Yeager explains, “It’s an unorthodox system that requires a lot of energy, a lot of participation, and a lot of bodies. It’s just a different way to play basketball.”
What it is
“The System is kind of an attitude,” head coach Dave Arseneault says. “We are not a survival-of-the-fittest program. We are a participation program. We have had some great players in this program, but we also have had players – some of whom would not have played for any other team in the conference – log significant minutes.”
Grinnell System basketball involves mass substitutions, three-point shots, full-court pressure, playing everybody, and running, running, and more running.
“It’s controlled chaos,” Arsenault says. “I think Ex-Monmouth coach Terry Glasgow hit it on the head when he said it was like ‘five mice coming out of a shoebox.’

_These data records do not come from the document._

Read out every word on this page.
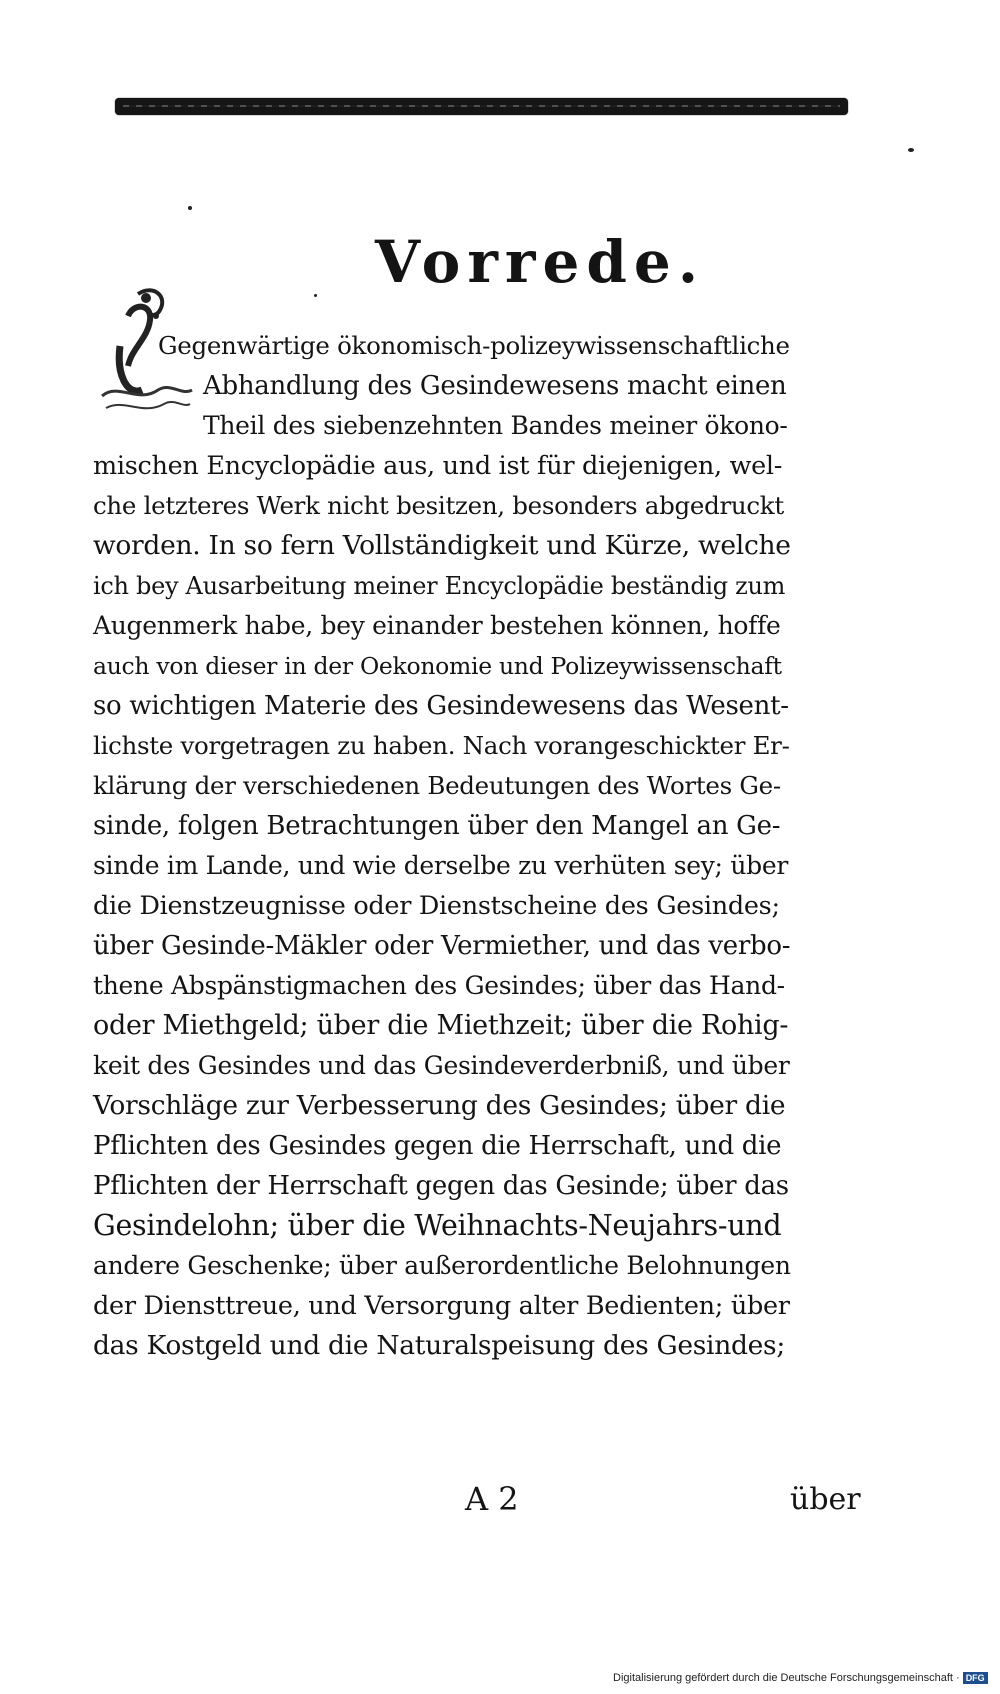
Vorrede.
Gegenwärtige ökonomisch-polizeywissenschaftliche
Abhandlung des Gesindewesens macht einen
Theil des siebenzehnten Bandes meiner ökono-
mischen Encyclopädie aus, und ist für diejenigen, wel-
che letzteres Werk nicht besitzen, besonders abgedruckt
worden. In so fern Vollständigkeit und Kürze, welche
ich bey Ausarbeitung meiner Encyclopädie beständig zum
Augenmerk habe, bey einander bestehen können, hoffe
auch von dieser in der Oekonomie und Polizeywissenschaft
so wichtigen Materie des Gesindewesens das Wesent-
lichste vorgetragen zu haben. Nach vorangeschickter Er-
klärung der verschiedenen Bedeutungen des Wortes Ge-
sinde, folgen Betrachtungen über den Mangel an Ge-
sinde im Lande, und wie derselbe zu verhüten sey; über
die Dienstzeugnisse oder Dienstscheine des Gesindes;
über Gesinde-Mäkler oder Vermiether, und das verbo-
thene Abspänstigmachen des Gesindes; über das Hand-
oder Miethgeld; über die Miethzeit; über die Rohig-
keit des Gesindes und das Gesindeverderbniß, und über
Vorschläge zur Verbesserung des Gesindes; über die
Pflichten des Gesindes gegen die Herrschaft, und die
Pflichten der Herrschaft gegen das Gesinde; über das
Gesindelohn; über die Weihnachts-Neujahrs-und
andere Geschenke; über außerordentliche Belohnungen
der Diensttreue, und Versorgung alter Bedienten; über
das Kostgeld und die Naturalspeisung des Gesindes;
A 2	über
Digitalisierung gefördert durch die Deutsche Forschungsgemeinschaft · DFG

“I guarantee if you watch us play, it will be very difficult to go back to watching any other brand of basketball,” Arseneault says. “It’s just pure entertainment. People who don’t even like basketball say, ‘That was just awesome!’”
Go have fun
The System can be traced back to 1993, just a few years after coach Arseneault's arrival at Grinnell. Arseneault had inherited a team that was at the bottom of the conference and tired of getting thumped on a regular basis. It was clear he had to do something different.
Arseneault took his ideas for reinventing the program to Grinnell’s athletic director, Dee Fairchild. “She told me ‘Go see if you can have some fun with it,’” Arseneault says.

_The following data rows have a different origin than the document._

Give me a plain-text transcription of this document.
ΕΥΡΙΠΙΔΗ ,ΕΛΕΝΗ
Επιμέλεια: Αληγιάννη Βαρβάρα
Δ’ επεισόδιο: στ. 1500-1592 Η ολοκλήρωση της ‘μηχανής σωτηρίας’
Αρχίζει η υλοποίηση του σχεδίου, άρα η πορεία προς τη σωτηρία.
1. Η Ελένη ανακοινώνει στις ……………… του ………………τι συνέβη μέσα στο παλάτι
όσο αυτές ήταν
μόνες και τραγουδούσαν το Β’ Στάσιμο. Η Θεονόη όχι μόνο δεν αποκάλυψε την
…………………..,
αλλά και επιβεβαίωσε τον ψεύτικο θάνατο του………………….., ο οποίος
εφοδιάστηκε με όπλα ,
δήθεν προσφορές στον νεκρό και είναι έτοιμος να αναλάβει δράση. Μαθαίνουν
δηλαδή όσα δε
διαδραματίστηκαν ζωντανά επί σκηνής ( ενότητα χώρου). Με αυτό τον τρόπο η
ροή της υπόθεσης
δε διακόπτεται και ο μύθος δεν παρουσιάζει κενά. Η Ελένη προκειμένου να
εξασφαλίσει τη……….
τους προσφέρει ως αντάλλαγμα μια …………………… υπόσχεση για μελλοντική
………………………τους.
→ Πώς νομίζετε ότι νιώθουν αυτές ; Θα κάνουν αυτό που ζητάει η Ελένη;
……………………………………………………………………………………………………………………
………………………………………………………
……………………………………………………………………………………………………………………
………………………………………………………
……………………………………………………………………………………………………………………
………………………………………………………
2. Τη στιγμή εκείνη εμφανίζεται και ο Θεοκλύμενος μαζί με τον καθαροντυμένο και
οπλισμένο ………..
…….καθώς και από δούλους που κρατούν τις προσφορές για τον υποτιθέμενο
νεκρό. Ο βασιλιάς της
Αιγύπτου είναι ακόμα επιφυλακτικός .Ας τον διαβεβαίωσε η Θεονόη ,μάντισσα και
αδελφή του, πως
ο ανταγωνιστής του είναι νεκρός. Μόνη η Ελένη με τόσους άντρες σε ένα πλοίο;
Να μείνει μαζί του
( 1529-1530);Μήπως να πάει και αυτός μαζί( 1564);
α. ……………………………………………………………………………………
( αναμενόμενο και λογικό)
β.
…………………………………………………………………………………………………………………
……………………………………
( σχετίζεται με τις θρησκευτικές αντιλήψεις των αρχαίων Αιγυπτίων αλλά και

He did just that. “I was using our games and practices as a chance to experiment,” Arseneault says. “It drove my players nuts.”
By the numbers
Arseneault’s experimentations produced the innovative style of play known as The System. “But,” Arseneault says, “it wasn’t until two math students analyzed three years’ worth of game statistics that I was provided with a useful measurement for success.”
The students conducted their analysis of The System as an independent study project under the direction of Tom Moore, professor emeritus of mathematics and statistics. They identified the key statistical goals that were most likely to produce a win when playing The System.
“The formula for success that they derived has withstood the test of more than two decades of running and gunning,” Arseneault says.
Transformation, and the 138By any measure, The System transformed Grinnell men’s basketball. Once conference cellar dwellers, the Pioneer men have become perennial overall national scoring champions. Grinnell is no longer an automatic win for the rest of the Midwest Conference. People go to basketball games for a good time.
The System gained national attention in November 2012, when Grinnell sophomore Jack Taylor ’15 scored a record-smashing 138 points in a single game. NBA star LeBron James was quoted as saying it was a feat he wanted to see. ‘King LeBron’ referred to Taylor as “Sir Jack.”
Now, even NBA teams are experimenting with The System. Last fall, the Sacramento Kings hired former Grinnell assistant coach David Arseneault, Jr. ’09 as head coach of their development league team, the Reno Bighorns. Arseneault, Jr. is teaching NBA D-League pros a few things that the Pioneer men already know.
“You have to trust The System and you have to trust the coach,” Yeager says, “If all the players buy into it, that’s when it’s truly successful.”